Traditional workflow tools make you spell out every condition, branch, and loop. Malleable doesn't, because every run is carried out by the runner agent (the AI that executes the workflow, see Running workflows). It reads your guidance and applies judgment the way a capable coworker would, so plain instructions are enough.

Stages connect to their successors explicitly. A stage with no successor ends the workflow; one successor always advances to the next stage. When a stage has several successors (a fork, like the approve vs. reject split in the diagram above), the runner picks one path at runtime based on the guidance and the data collected so far. Branches can re-converge later.

For work that should run in parallel or in isolation, say one ticket per attendee, workflows use sub-workflows instead of forks.

How the runner uses components

Some parts of a workflow are settled when you build it, and some are decided fresh on each run. A component like "send the approval email" does the same thing every time: it sends that email to whoever the run says it goes to.
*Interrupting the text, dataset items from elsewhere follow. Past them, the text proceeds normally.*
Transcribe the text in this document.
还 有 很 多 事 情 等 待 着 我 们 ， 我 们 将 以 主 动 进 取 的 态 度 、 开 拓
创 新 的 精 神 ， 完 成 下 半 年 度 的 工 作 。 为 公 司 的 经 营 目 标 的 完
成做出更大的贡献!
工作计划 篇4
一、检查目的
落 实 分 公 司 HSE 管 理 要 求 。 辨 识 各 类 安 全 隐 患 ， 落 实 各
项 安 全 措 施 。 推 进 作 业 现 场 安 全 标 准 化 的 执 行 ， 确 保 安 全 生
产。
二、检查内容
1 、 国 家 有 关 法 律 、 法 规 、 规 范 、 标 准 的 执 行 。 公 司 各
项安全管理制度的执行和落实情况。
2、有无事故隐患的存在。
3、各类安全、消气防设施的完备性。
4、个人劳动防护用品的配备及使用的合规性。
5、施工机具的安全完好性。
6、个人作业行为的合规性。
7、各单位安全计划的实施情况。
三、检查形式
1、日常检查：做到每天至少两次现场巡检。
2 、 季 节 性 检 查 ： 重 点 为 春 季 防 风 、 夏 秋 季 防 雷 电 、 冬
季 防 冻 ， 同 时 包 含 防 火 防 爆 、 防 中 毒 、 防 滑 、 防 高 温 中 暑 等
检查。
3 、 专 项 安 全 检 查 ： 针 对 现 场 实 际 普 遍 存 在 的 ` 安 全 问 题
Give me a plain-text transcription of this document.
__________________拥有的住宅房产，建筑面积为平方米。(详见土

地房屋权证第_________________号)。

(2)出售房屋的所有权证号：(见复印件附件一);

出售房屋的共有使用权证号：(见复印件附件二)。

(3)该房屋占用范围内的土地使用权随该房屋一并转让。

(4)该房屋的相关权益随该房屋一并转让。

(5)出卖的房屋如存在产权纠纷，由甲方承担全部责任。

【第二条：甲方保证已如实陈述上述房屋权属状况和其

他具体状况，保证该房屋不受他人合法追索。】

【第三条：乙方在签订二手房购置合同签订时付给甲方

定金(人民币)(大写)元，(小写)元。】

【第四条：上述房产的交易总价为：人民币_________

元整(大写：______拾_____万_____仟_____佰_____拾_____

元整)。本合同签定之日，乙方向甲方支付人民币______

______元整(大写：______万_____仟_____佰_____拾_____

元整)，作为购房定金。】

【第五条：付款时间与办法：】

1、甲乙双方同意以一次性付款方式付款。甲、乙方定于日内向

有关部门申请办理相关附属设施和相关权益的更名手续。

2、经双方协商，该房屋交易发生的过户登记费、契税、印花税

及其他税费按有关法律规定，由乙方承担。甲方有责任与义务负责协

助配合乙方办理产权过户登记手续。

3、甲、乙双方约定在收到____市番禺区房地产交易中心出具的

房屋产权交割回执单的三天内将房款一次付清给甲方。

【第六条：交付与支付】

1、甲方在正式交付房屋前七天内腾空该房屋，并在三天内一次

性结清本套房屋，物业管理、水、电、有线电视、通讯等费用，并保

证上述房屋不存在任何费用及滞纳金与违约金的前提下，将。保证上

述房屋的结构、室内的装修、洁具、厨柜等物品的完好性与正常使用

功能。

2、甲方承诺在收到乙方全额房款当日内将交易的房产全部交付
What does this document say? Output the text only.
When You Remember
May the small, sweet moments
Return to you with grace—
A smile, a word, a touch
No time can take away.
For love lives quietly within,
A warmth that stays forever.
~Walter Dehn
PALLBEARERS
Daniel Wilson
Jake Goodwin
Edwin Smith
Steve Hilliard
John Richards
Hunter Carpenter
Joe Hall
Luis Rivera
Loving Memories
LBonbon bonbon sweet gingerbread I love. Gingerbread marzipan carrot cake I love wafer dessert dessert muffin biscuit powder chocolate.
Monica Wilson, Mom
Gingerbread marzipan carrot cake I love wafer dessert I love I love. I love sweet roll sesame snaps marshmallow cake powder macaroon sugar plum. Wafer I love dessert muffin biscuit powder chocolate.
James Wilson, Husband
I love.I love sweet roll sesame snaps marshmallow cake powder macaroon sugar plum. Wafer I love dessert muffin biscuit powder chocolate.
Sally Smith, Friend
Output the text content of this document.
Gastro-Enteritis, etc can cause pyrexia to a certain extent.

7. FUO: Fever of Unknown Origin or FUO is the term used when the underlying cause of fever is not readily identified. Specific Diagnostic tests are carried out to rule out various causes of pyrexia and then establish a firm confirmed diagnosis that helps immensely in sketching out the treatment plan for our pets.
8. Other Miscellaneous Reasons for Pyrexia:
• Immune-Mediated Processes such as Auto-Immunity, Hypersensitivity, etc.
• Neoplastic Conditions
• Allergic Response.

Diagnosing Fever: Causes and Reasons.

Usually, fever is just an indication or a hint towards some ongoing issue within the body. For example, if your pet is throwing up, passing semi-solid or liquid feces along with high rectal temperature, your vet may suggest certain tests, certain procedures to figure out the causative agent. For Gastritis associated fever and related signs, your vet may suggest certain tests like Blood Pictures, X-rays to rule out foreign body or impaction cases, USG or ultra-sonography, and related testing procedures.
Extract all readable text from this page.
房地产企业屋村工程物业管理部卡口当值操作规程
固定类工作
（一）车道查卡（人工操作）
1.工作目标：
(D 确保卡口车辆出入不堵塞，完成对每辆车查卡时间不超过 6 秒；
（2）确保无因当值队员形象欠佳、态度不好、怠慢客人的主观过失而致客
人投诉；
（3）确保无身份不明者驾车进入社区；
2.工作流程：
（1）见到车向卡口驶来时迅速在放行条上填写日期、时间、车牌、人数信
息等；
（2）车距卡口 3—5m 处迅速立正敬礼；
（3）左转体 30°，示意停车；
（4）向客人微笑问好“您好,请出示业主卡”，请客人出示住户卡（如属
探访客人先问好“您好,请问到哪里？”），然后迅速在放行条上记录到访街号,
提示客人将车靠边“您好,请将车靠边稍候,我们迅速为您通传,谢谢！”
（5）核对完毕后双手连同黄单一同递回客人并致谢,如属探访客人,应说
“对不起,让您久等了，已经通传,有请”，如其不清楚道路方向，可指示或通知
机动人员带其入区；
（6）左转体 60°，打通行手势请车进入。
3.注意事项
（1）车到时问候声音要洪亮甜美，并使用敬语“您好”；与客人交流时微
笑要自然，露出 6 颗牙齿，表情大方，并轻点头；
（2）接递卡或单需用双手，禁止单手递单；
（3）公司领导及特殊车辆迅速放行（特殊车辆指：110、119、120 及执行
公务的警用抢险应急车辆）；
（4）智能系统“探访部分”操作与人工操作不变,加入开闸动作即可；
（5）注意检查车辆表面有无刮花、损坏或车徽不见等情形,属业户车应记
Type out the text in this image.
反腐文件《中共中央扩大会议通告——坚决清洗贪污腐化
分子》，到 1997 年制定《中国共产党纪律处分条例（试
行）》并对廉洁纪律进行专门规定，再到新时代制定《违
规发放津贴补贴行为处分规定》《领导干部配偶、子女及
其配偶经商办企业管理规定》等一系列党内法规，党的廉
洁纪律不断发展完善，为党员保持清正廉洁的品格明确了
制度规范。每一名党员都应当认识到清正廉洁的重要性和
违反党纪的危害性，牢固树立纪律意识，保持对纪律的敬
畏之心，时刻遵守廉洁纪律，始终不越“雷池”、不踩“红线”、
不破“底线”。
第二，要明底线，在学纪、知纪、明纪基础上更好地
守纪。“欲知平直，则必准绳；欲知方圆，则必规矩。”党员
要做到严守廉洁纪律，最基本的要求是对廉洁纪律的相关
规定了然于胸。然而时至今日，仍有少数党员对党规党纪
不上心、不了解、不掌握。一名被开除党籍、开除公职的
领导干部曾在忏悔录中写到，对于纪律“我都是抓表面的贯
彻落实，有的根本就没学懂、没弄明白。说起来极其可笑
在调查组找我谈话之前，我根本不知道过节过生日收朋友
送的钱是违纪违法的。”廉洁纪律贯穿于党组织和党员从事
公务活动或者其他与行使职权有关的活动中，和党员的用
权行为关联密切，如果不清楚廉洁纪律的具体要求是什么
What varies (the name, the amount, the recipient) fills in as the run gathers it.

The runner handles the judgment that can't be settled in advance: which branch to take, what to write in a free-form message, when to ask a clarifying question. When two situations genuinely need different content, like an approval notice versus a rejection notice, those are two separate components, and the runner picks the right one during the run.

Actors & hand-offs

Every stage has an actor: the person or role responsible for it (or "system" for background steps with no human involved). When the next stage belongs to a different person, Malleable hands off to them automatically: it generates an authenticated link (no account or password needed), notifies them, and pauses the run until they act.

Sub-workflows

A sub-workflow is a workflow run as a step of another one. It's how you break a large process into pieces, each with its own stages, actor, and hand-offs, and how you run work in parallel.

The most common shape is fan-out: run the same sub-workflow once per item, like one review per approver or one audit per project. Each runs independently, so different people can work their part at the same time.

A later stage can wait for the results before it begins ("summarize once all four reviewers have responded"). Since people don't always respond, a sub-workflow can carry a time limit: when it's reached, the run continues with whatever came in.

The Sub-workflow component covers the configuration in detail.

Data flow

As a run progresses, it gathers facts: who submitted the request, what amount, which decision was made. Malleable calls this collected data, and it's declared explicitly: each workflow defines what it collects, where each value comes from, and which components consume it. Explicit wiring is what lets the workflow be validated before it runs, instead of failing mid-run on missing data.

A stage can't complete until its required data has actually been gathered, so a run can't quietly skip a step that some later part of the process depends on.

Sensitive values like API tokens and passwords can be marked secret: agents never see them, they're injected straight into the action that needs them.